What do investing and tennis have in common? We could probably come up with a few similarities, but avoiding unforced errors has to be top of the list. In other words, while you can’t control what the market (or your opponent) does, you can do your best to ensure you don’t make avoidable mistakes with your own decisions.
With this in mind, here are some common investing errors to avoid:
- Lack of Attention to Proper Asset Allocation: when was the last time someone came up to you at a cocktail party and excitedly said, “I’ve got a great investing tip for you! Be properly diversified among equities, fixed income and cash-equivalents”? We’ll guess “never”. Odds are that when hot tips are passed around, they relate to a soaring tech stock, a new crypto-currency, or even a supposedly sure-bet mining exploration play. It’s human nature, right? People want a get-rich quick play, a way to bypass the slow and steady work of building a durable portfolio over time. Nevertheless, the fact remains that many investors do not spend nearly enough (or any) time looking at their basic asset allocation. But as Ben Carlson, a noted investing expert in the U.S., observes, asset allocation tends to be far more important for most people than what stocks they buy or sell. Long story short: focus less on individual companies and more on having the right asset class mix.

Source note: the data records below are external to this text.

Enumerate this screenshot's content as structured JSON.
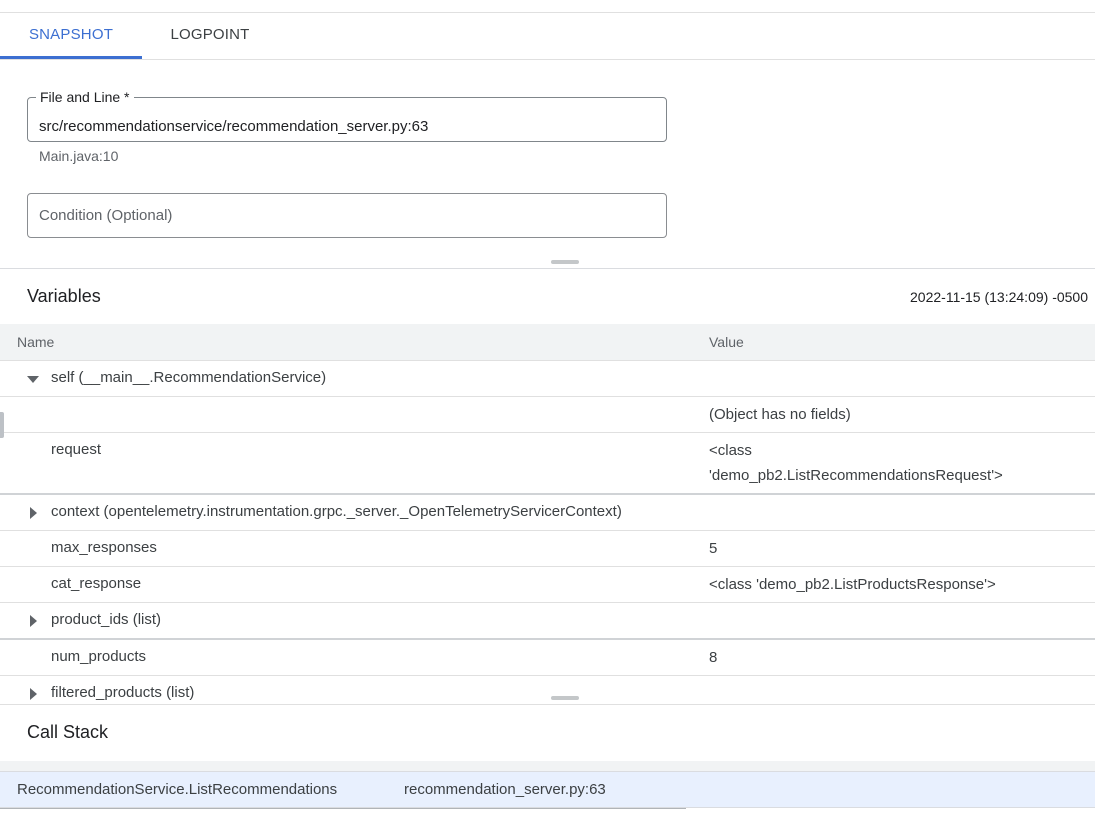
{
  "tabs": [
    {
      "label": "SNAPSHOT",
      "active": true
    },
    {
      "label": "LOGPOINT",
      "active": false
    }
  ],
  "form": {
    "file_label": "File and Line *",
    "file_value": "src/recommendationservice/recommendation_server.py:63",
    "file_hint": "Main.java:10",
    "condition_placeholder": "Condition (Optional)"
  },
  "variables": {
    "title": "Variables",
    "timestamp": "2022-11-15 (13:24:09) -0500",
    "columns": {
      "name": "Name",
      "value": "Value"
    },
    "rows": [
      {
        "name": "self (__main__.RecommendationService)",
        "value": "",
        "caret": "expanded"
      },
      {
        "name": "",
        "value": "(Object has no fields)",
        "caret": "none"
      },
      {
        "name": "request",
        "value": "<class 'demo_pb2.ListRecommendationsRequest'>",
        "caret": "none"
      },
      {
        "name": "context (opentelemetry.instrumentation.grpc._server._OpenTelemetryServicerContext)",
        "value": "",
        "caret": "collapsed"
      },
      {
        "name": "max_responses",
        "value": "5",
        "caret": "none"
      },
      {
        "name": "cat_response",
        "value": "<class 'demo_pb2.ListProductsResponse'>",
        "caret": "none"
      },
      {
        "name": "product_ids (list)",
        "value": "",
        "caret": "collapsed"
      },
      {
        "name": "num_products",
        "value": "8",
        "caret": "none"
      },
      {
        "name": "filtered_products (list)",
        "value": "",
        "caret": "collapsed"
      }
    ]
  },
  "call_stack": {
    "title": "Call Stack",
    "frames": [
      {
        "function": "RecommendationService.ListRecommendations",
        "location": "recommendation_server.py:63"
      }
    ]
  },
  "icons": {
    "expanded": "caret-down-icon",
    "collapsed": "caret-right-icon"
  },
  "colors": {
    "accent": "#3c6fd1",
    "selected_row": "#e8f0fe",
    "header_bg": "#f1f3f4"
  }
}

- Having No Plan: so many individual investors do not have a clear sense of what they’re investing for and how they intend to achieve the desired result. As a client of Assante, you know that we don’t operate that way: We’re big on planning. It’s why we sit down with you to get a sense of your unique situation, as well as your goals for the future. We then write an investment policy statement to keep you on the road to those objectives. Needless to say, we agree with the famous saying that those who fail to plan, plan to fail.
- Having the Wrong Time Horizon: if you turn on the financial news, you would think that the everyday investor should be buying and selling frequently. The truth is that the financial media caters to market professionals who aren’t investors so much as traders. And the risk for you, a long-term investor, is that you get caught up in the excitement.
Source: Ben Carlson, A Wealth of Common Sense
Part of being a successful investor does involve making the right decisions: taking intelligent risks that lead to long-run capital growth, for example. Yet as you can see, success also comes by avoiding certain errors that some individual investors make. And with apologies for the tennis pun, when people steer clear of these common errors, it’s usually reflected in their returns.